Segundo o consenso da American College of Radiology e National Kidney Foundation de 2020, os seguintes grupos devem receber profilaxia:
- Pacientes com LRA
- Pacientes com TFG menor que 30 mL/min/1.73m² e que não estão em regime de hemodiálise
Em pacientes com TFG de 30 a 44, pode-se considerar a profilaxia quando existem múltiplos fatores de risco (hipertensão, diabetes, LRA recente ou TFG limítrofe). O documento reforça que a presença de diabetes não deve ser fator único para considerar profilaxia nesta faixa de TFG.
A profilaxia deve ser feita com NaCl 0,9% em um volume de 1 a 3 mL/kg/hora, de uma hora antes do procedimento até 3 a 12 horas após. A infusão de solução bicarbonatada pode ser uma opção, mas não acrescenta benefício, necessita de manipulação e tem custo maior [8-11].

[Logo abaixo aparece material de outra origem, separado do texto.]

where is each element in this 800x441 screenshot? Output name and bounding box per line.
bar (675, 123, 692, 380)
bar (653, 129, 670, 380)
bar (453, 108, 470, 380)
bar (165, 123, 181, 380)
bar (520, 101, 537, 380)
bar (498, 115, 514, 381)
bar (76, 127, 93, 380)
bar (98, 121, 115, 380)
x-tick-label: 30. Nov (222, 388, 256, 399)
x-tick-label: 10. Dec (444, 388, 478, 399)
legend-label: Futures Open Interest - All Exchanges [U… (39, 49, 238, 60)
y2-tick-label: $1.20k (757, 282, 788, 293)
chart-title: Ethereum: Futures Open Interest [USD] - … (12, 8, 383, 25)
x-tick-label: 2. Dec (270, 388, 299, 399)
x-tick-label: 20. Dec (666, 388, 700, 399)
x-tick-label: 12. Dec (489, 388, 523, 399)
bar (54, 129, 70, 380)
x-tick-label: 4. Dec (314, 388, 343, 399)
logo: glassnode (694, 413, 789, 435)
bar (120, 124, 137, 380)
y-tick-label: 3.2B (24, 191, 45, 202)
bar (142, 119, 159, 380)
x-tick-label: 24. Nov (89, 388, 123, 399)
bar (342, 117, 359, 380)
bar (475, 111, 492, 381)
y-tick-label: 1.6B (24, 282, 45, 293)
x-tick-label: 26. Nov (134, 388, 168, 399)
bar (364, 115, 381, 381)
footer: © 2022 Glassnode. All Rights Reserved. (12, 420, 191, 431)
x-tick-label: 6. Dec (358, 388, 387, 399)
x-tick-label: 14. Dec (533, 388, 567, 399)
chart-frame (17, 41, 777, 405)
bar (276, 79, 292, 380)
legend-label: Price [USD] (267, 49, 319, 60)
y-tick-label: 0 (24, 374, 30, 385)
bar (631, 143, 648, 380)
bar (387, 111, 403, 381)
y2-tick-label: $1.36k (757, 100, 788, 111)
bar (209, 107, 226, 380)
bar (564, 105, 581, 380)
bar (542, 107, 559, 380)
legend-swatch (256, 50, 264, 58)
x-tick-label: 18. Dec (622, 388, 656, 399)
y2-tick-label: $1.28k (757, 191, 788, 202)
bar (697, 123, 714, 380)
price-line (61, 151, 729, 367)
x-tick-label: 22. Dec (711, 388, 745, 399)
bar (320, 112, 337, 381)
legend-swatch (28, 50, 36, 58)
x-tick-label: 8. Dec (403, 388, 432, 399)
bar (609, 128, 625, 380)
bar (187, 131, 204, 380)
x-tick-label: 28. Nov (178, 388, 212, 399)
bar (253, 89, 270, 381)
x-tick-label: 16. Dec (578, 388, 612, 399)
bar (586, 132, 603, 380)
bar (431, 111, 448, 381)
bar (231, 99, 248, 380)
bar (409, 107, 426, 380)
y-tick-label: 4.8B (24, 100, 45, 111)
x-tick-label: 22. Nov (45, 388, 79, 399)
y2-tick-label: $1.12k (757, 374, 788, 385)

O principal risco da profilaxia é hipervolemia, devendo-se evitar em pacientes com sinais de congestão [12].
O consenso reforça que TFG < 30 não deve ser uma contraindicação absoluta ao uso de contraste iodado e exames de urgência e emergência não devem ser postergados pelo risco de NAC.
A recomendação expõe que para pacientes com LRA pré-existente as evidências são ainda mais limitadas.
O que o estudo acrescenta?
O estudo avaliou a associação entre administração de contraste iodado com LRA persistente em indivíduos com LRA pré-existente. Foi um estudo retrospectivo que analisou uma coorte de visitas ao departamento de emergência de 3 hospitais dos Estados Unidos, sendo incluídos pacientes adultos e que fechavam critérios para LRA baseado na definição do Kidney Disease: Improving Global Outcomes (KDIGO). O desfecho primário avaliado foi LRA persistente, com desfecho secundário de necessidade de hemodiálise em 180 dias.
Ao todo foram 14.449 visitas ao departamento de emergência, sendo que o contraste foi administrado em 2.659 destas visitas. Os grupos apresentavam características semelhantes (marcadores de gravidade, comorbidades e função renal inicial), exceto que os que receberam contraste eram comparativamente mais jovens e mulheres.
Não foi encontrado associação independente entre administração de contraste e LRA persistente, achado mantido ao ajuste para confundidores. Resultado semelhante foi encontrado quando analisados subgrupos de pacientes com TFG < 30 e pacientes admitidos em UTI. Além disso, o uso de contraste também não associou-se com início de diálise em 180 dias.
Este estudo fortalece as evidências mais recentes que não mostram causalidade do uso de contraste com disfunção renal. Na prática, reforça que exames contrastados, quando bem indicados em situações de urgência e emergência, não devem sofrer atrasos pelo possível risco de nefropatia. Deve-se evitar nefrotóxicos quando possível e considerar profilaxia em pacientes sem contraindicação.